Spring cleaning may be an annual ritual for your home, but it is also a best practice in business. And in my area of business, IT operations, one of my favorite areas for “cleaning up” is making sure that our systems meet the availability and recovery expectations of our business. Our clients, and any enterprise for that matter, should consider the same approach.
Here are the five steps to take:
1. Start by reviewing service level agreements with your business partners around availability of key systems, as well as the expected recovery point and recovery time objectives in the event of a disaster. If these are well understood and reviewed periodically with your business partners, instead start by reviewing the expectations so you can be sure your teams are architecting and implementing with the business needs (and budget) in mind.
2. From an availability standpoint, use your next scheduled downtime window and test the failover and high-availability features supporting your most important business applications. Too often, systems are deployed in a highly available method and then when components fail, systems do not failover as expected. Issues as small as cabling mistakes or hardware driver updates can make a highly available system not fail-over as designed, so regular testing should be implemented for the most critical systems.
3. No one likes to think about disaster recovery—both because it forces us to think about significant events and because we often know we cannot recover as well as we would like. But while a large disaster may be unlikely, small ones happen regularly. And if you do not test, you do not know where you stand. Simulate a few small disasters, and if you haven’t executed a full disaster recovery test in the past year, then execute a full end-to-end test. Be especially thoughtful to check newly deployed or upgraded systems which may have not have experienced a full disaster recovery test yet. Compare your results against your stated recovery time and recovery point objectives. And, don’t forget to test communication methods to your IT team and the rest of your employees.
4. While you are thinking about recovery, it is also a good time to review your backup systems to ensure they are backing up all your critical data and working correctly. Select a few backup sets and test recovery to make sure everything is working correctly. We recently observed a client who experienced a Crypto-locker attack that required the recovery of 125,000 files making up almost 150 GB of data. Since backups had been recently tested, we knew we could recover the data in less than two hours.
5. During your spring cleaning, it’s a good time to evaluate whether you’re maintaining good IT hygiene. The key tenets of good hygiene are:
- Review your latest cloud invoices and see how they have been trending over the past few months. Consumption-based billing often goes up every month—sometimes unexpectedly, as test and development systems are not spun down when they are no longer necessary.
- Review the cloud portfolio and make sure the spending is aligned with the value being received. If you haven’t already, put a governance process in place to make sure cloud environments aren’t be forgotten and are being used cost effectively. Cloud technologies are great because you can instantly scale, but they can also instantly scale your spend without the budget or justification to do so.

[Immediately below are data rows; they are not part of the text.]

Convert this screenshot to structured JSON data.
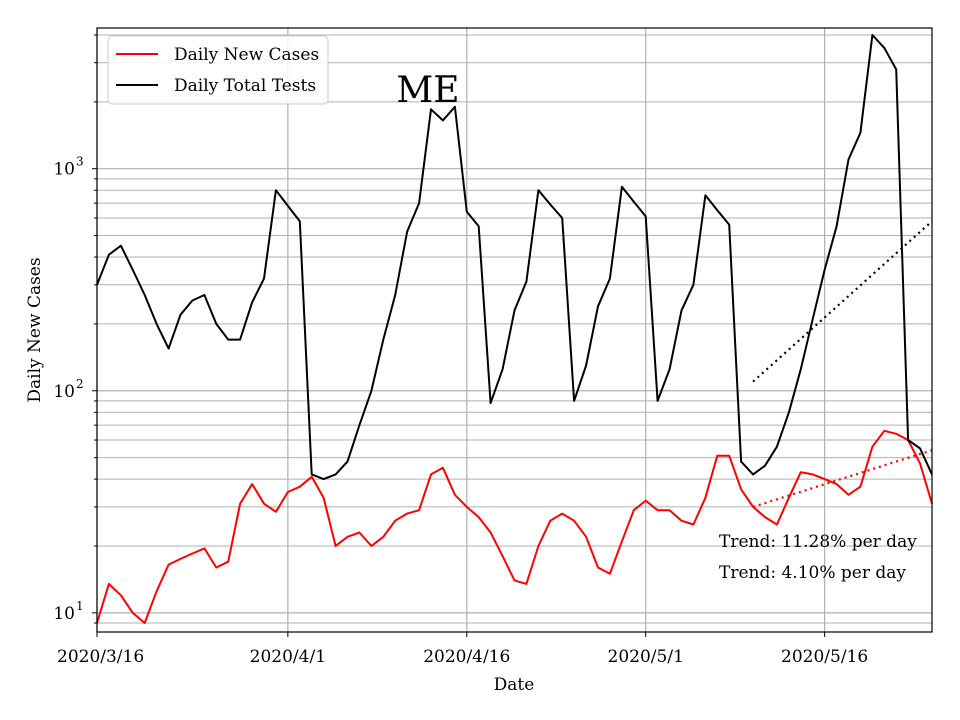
{
  "chart_data": {
    "type": "line",
    "title": "ME",
    "xlabel": "Date",
    "ylabel": "Daily New Cases",
    "yscale": "log",
    "ylim": [
      8.2,
      4300
    ],
    "xlim": [
      0,
      70
    ],
    "grid": true,
    "x_tick_values": [
      0,
      16,
      31,
      46,
      61
    ],
    "x_tick_labels": [
      "2020/3/16",
      "2020/4/1",
      "2020/4/16",
      "2020/5/1",
      "2020/5/16"
    ],
    "y_major_ticks": [
      10,
      100,
      1000
    ],
    "y_tick_labels": [
      {
        "base": "10",
        "exp": "1"
      },
      {
        "base": "10",
        "exp": "2"
      },
      {
        "base": "10",
        "exp": "3"
      }
    ],
    "legend": {
      "position": "top-left",
      "entries": [
        {
          "label": "Daily New Cases",
          "color": "#ff0000"
        },
        {
          "label": "Daily Total Tests",
          "color": "#000000"
        }
      ]
    },
    "series": [
      {
        "name": "Daily New Cases",
        "color": "#ff0000",
        "x": [
          0,
          1,
          2,
          3,
          4,
          5,
          6,
          7,
          8,
          9,
          10,
          11,
          12,
          13,
          14,
          15,
          16,
          17,
          18,
          19,
          20,
          21,
          22,
          23,
          24,
          25,
          26,
          27,
          28,
          29,
          30,
          31,
          32,
          33,
          34,
          35,
          36,
          37,
          38,
          39,
          40,
          41,
          42,
          43,
          44,
          45,
          46,
          47,
          48,
          49,
          50,
          51,
          52,
          53,
          54,
          55,
          56,
          57,
          58,
          59,
          60,
          61,
          62,
          63,
          64,
          65,
          66,
          67,
          68,
          69,
          70
        ],
        "values": [
          9,
          13.5,
          12,
          10,
          9,
          12.5,
          16.5,
          17.5,
          18.5,
          19.5,
          16,
          17,
          31,
          38,
          31,
          28.5,
          35,
          37,
          41,
          33,
          20,
          22,
          23,
          20,
          22,
          26,
          28,
          29,
          42,
          45,
          34,
          30,
          27,
          23,
          18,
          14,
          13.5,
          20,
          26,
          28,
          26,
          22,
          16,
          15,
          21,
          29,
          32,
          29,
          29,
          26,
          25,
          33,
          51,
          51,
          36,
          30,
          27,
          25,
          33,
          43,
          42,
          40,
          38,
          34,
          37,
          56,
          66,
          64,
          60,
          47,
          31
        ]
      },
      {
        "name": "Daily Total Tests",
        "color": "#000000",
        "x": [
          0,
          1,
          2,
          3,
          4,
          5,
          6,
          7,
          8,
          9,
          10,
          11,
          12,
          13,
          14,
          15,
          16,
          17,
          18,
          19,
          20,
          21,
          22,
          23,
          24,
          25,
          26,
          27,
          28,
          29,
          30,
          31,
          32,
          33,
          34,
          35,
          36,
          37,
          38,
          39,
          40,
          41,
          42,
          43,
          44,
          45,
          46,
          47,
          48,
          49,
          50,
          51,
          52,
          53,
          54,
          55,
          56,
          57,
          58,
          59,
          60,
          61,
          62,
          63,
          64,
          65,
          66,
          67,
          68,
          69,
          70
        ],
        "values": [
          300,
          410,
          450,
          350,
          270,
          200,
          155,
          220,
          255,
          270,
          200,
          170,
          170,
          250,
          320,
          800,
          680,
          580,
          42,
          40,
          42,
          48,
          70,
          100,
          170,
          270,
          520,
          700,
          1850,
          1650,
          1900,
          640,
          550,
          88,
          125,
          230,
          310,
          800,
          690,
          600,
          90,
          130,
          240,
          320,
          830,
          710,
          610,
          90,
          125,
          230,
          300,
          760,
          650,
          560,
          48,
          42,
          46,
          56,
          80,
          125,
          210,
          350,
          550,
          1100,
          1450,
          4000,
          3500,
          2800,
          60,
          55,
          42
        ]
      },
      {
        "name": "Trend (Daily New Cases)",
        "color": "#ff0000",
        "style": "dotted",
        "x": [
          55,
          70
        ],
        "values": [
          30,
          54
        ]
      },
      {
        "name": "Trend (Daily Total Tests)",
        "color": "#000000",
        "style": "dotted",
        "x": [
          55,
          70
        ],
        "values": [
          110,
          580
        ]
      }
    ],
    "annotations": [
      {
        "text": "Trend: 11.28% per day"
      },
      {
        "text": "Trend: 4.10% per day"
      }
    ]
  }
}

- Review your hardware and software asset inventory, and develop plans to replace or retire any components no longer supported by the respective vendors. As many industry compliance regulations require the use of vendor-supported platforms, it is important that non-supported platforms are eliminated. In cases where you have legacy platforms that must be maintained, consider how you can lower your risk by segmenting the application and limiting access to it.